We were introduced to using Regex a few days ago which was a daunting but overall positive experience. Regex stands for ‘Regular Expressions’ and can be used to extract patterns from strings. This becomes incredibly useful when cleaning messy data, especially when the data has patterns that can be followed to extract meaningful information. Alteryx Weekly Challenge #58 focuses on address parsing, which required us to extract the state, postcode, and city from a number of addresses. The input and output can be seen below:

The input (left) with the desired output (right) from the challenge

We were advised that the best way to tackle Regex problems is to write out a workflow, which can then be translated to alteryx and implemented in a methodical way. The following steps & identified patterns I found can be found below:

  • Extract the zip, which is a: space + 5 digits
  • Extract State: 2 capital letters
  • Extract City, which I did by replacing any of ‘Circle, Street, Drive, Road, Ave, Avenue, St’ with a delimiter, then splitting the columns
The Alteryx workflow

Since we are very new to Regex, I decided to extract the easiest element first, which was the postcode. The postcode was 5 digits, found at the end of the line. Attempting to extract any 5 digits resulted in extracting unwanted digits from record 5, therefore my regex expression added a space, meaning that it would only match the 5 digits if there was a space before them. The expression was: \s(\d\d\d\d\d).

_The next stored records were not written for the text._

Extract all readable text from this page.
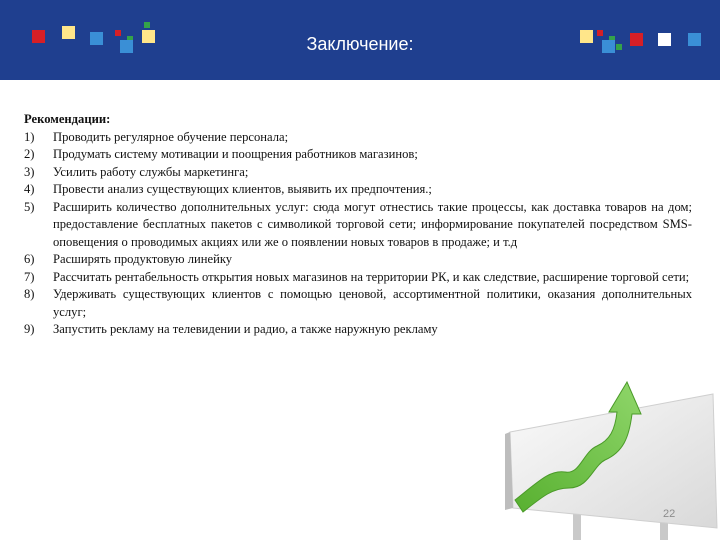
Заключение:
Рекомендации:
1) Проводить регулярное обучение персонала;
2) Продумать систему мотивации и поощрения работников магазинов;
3) Усилить работу службы маркетинга;
4) Провести анализ существующих клиентов, выявить их предпочтения.;
5) Расширить количество дополнительных услуг: сюда могут отнестись такие процессы, как доставка товаров на дом; предоставление бесплатных пакетов с символикой торговой сети; информирование покупателей посредством SMS-оповещения о проводимых акциях или же о появлении новых товаров в продаже; и т.д
6) Расширять продуктовую линейку
7) Рассчитать рентабельность открытия новых магазинов на территории РК, и как следствие, расширение торговой сети;
8) Удерживать существующих клиентов с помощью ценовой, ассортиментной политики, оказания дополнительных услуг;
9) Запустить рекламу на телевидении и радио, а также наружную рекламу
22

Next, I used a regex replace function to tackle the more challenging element of the challenge; isolating the unwanted information (house number, and street name). To do this, I used a simple regex expression that searched for any of the indicators that told me it was a street name. I then combined this with a space at the end of the statement to prevent the regex from replacing the ‘st’ in ‘Augusta’. This final expression was: Circle|Avenue|Street|Drive|Road|Ave|St\s.

After completing this step, I used a split to columns to remove the unwanted house number and street name, I felt like this was partially cheating but the workaround was effective. After cleaning up the column names with a select tool, I moved on to extracting the State and City name, which proved to be very challenging.

Firstly, I stripped one of my columns with all digits, leaving me with just the City and State in one column. Extracting the state was easy, considering the pattern is simply any 2 uppercase letters. This was achieved using the Regex parse tool with: ([A-Z]{2}).

Extracting just the city was quite difficult, since I was unsure how to tailor an expression to split the state from the city. Therefore, I used a regex replace tool to then replace the state with a blankspace. This used the same expression as above, leaving me with just the City in one column.

Finally, I used a data cleansing tool to remove all leading and trailing white-space, and then a select tool to rename column names. This gave me the final output! It was a stressful process and I am still quite hesitant with Regex, but writing out a clear order of work helped pull me through!